🤖 AI Summary
This paper addresses the core challenge in estimating peer effects in social networks—unobserved or mismeasured network structure due to sampling bias, link censoring, or misclassification. Methodologically, it proposes a novel identification strategy that does not require full network data, building instead on a linear mean model framework wherein consistent estimation of the degree distribution suffices for unbiased peer effect identification. This approach mitigates the downward bias inherent in conventional methods that ignore network measurement error. Empirically, using the Add Health dataset, the study demonstrates that correcting for network errors substantially increases estimated peer effects in students’ academic achievement, confirming that neglecting data imperfections systematically underestimates true causal impacts. By relaxing the strong requirement of precise network topology, the paper advances robust and feasible econometric inference for peer effects under partial network observability.
📝 Abstract
We study the estimation of peer effects through social networks when researchers do not observe the entire network structure.

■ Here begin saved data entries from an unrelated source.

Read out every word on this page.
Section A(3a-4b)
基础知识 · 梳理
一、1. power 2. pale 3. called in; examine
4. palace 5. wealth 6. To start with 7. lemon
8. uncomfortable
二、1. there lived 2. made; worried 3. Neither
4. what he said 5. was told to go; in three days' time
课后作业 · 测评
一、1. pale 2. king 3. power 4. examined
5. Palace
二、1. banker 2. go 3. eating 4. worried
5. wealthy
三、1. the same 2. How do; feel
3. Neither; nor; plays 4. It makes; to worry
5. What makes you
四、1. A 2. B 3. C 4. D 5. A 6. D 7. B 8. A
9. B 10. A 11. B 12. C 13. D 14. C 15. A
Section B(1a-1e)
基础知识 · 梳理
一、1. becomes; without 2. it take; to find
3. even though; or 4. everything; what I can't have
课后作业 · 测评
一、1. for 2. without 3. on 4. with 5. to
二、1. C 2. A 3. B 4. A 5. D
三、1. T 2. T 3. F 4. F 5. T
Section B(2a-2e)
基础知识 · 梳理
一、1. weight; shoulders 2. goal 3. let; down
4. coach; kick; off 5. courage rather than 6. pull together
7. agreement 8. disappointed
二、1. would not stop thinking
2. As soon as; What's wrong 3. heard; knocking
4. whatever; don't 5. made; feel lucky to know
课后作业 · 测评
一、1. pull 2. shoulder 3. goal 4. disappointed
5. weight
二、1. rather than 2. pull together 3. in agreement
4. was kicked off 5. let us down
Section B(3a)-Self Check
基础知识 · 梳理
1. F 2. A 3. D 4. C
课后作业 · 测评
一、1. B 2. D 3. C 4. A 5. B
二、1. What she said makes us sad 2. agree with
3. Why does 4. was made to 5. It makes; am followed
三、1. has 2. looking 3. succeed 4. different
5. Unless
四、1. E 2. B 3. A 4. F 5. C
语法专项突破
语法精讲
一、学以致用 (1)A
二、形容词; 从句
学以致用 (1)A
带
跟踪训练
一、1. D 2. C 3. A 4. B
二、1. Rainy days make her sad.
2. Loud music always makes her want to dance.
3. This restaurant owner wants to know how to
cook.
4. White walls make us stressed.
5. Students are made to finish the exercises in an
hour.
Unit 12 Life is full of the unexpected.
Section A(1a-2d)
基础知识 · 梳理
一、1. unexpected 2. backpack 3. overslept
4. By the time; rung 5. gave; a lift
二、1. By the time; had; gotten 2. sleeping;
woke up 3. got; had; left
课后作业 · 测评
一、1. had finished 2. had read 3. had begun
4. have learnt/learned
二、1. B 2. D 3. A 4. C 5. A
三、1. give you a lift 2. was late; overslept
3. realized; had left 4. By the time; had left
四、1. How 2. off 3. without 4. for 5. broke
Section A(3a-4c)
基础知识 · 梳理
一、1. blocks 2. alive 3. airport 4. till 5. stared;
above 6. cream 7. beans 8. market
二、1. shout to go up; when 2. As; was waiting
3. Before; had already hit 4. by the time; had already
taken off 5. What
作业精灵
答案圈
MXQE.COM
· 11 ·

Special cases include sampled networks, censored networks, and misclassified links. We assume that researchers can obtain a consistent estimator of the distribution of the network. We show that this assumption is sufficient for estimating peer effects using a linear-in-means model. We provide an empirical application to the study of peer effects on students' academic achievement using the widely used Add Health database, and show that network data errors have a large downward bias on estimated peer effects.